We employed an ML approach to predict which patients would necessitate coverage for MDR-GNB. The main difference between common medicine statistics and ML is that the ML approach extends beyond the comprehension of causal relationships, focusing on a potential set of variables and algorithms to predict an event [26, 27]. Logistic regression is one approach that pertains to ML, given that its ability to identify risk factors also helps to predict when an event can happen. ML techniques cannot easily express the reasoning behind the assignment. For this reason, clinicians may have a “black box” feeling concerning ML predictive models, and results of ML algorithms might be difficult to introduce in the clinical decision-making process [28]. In our study, we demonstrate that factors used by different ML techniques to perform algorithms are very similar to those used by our conventional logistic regressions. One of the main strengths of the ML approach is that their predictions will be always done on the basis of input variables. Within the setting of MDR prediction, geographical differences in resistance rates and patterns are important. Thus, following our approach, input data will always be its own data center. Prediction of function and output is useful in the area explored as well. In our study, predictive accuracy of ML algorithms is good, but not optimal yet. Factors such as including a higher number of patients, integrating more data, working on the learning process of ML models, or the integration of different models may result in more precise predictions. The disparity found between sensitivity and the high predictive values is perhaps related to the lower number of MDR events. Likewise, our metrics are calculated applying a rule that probability must be higher than 50%, so that the episode is labelled as an event. Different calibrations of this parameter can provide varying values on sensitivity, specificity, and predictive values.

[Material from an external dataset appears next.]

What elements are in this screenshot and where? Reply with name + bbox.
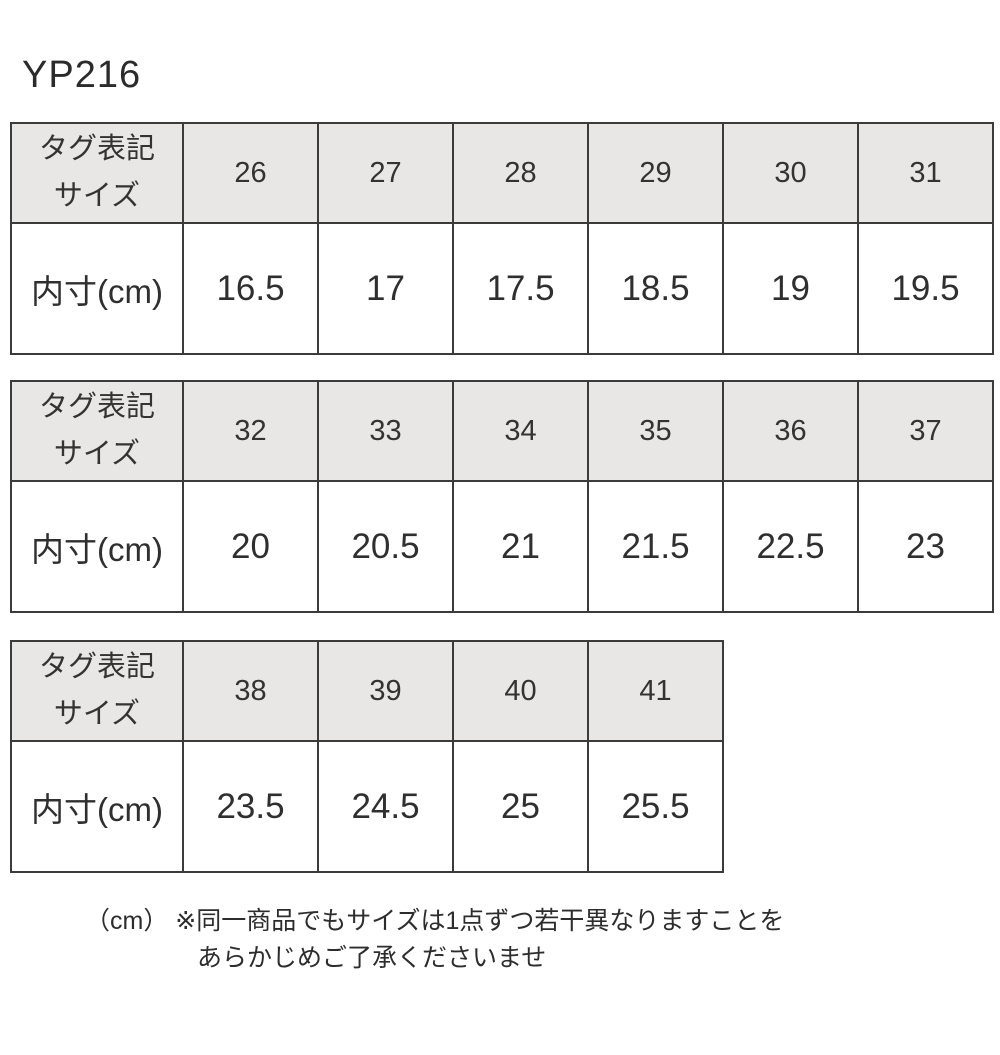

This study has several limitations. First, our study provides predictions validated in a test dataset. All data were obtained from hospital EHRs. Some outpatient data might be missing. However, algorithm prospective validation will be needed. Second, as we previously commented, ML algorithms are typically more opaque than classic statistical models: their predictions might be difficult for physicians to understand. Closing the gap between computer algorithm results and medical clinical understanding will prove to be a challenge for the future. Our study does shed some light, though, in that results obtained from ML are not very different than those obtained by usual regression models. Third, the study was conducted in a single center, with its particular epidemiology. If ML algorithms are applied to a different population, ML will use data from the receiving center. It is unknown what type of impact the new hospital epidemiology will have on the sensitivity and specificity of the algorithm. Moreover, computing power and infrastructure necessary to real-time models are not available everywhere, and patients could be admitted to different healthcare areas, making medical backgrounds misleading. Finally, the percentage of patients with MDR-GNB was very low, jeopardizing the sensitivity of the mathematical approaches.

Conclusion

This is the first study that demonstrates that clinical data stored directly in EHRs can be used to identify risk factors for MDR-GNB infections in severe hematological patients at FN onset. ML approach has proved useful for clinical predictors in MDR-GNB infections and helps pave the way for personalized medical care.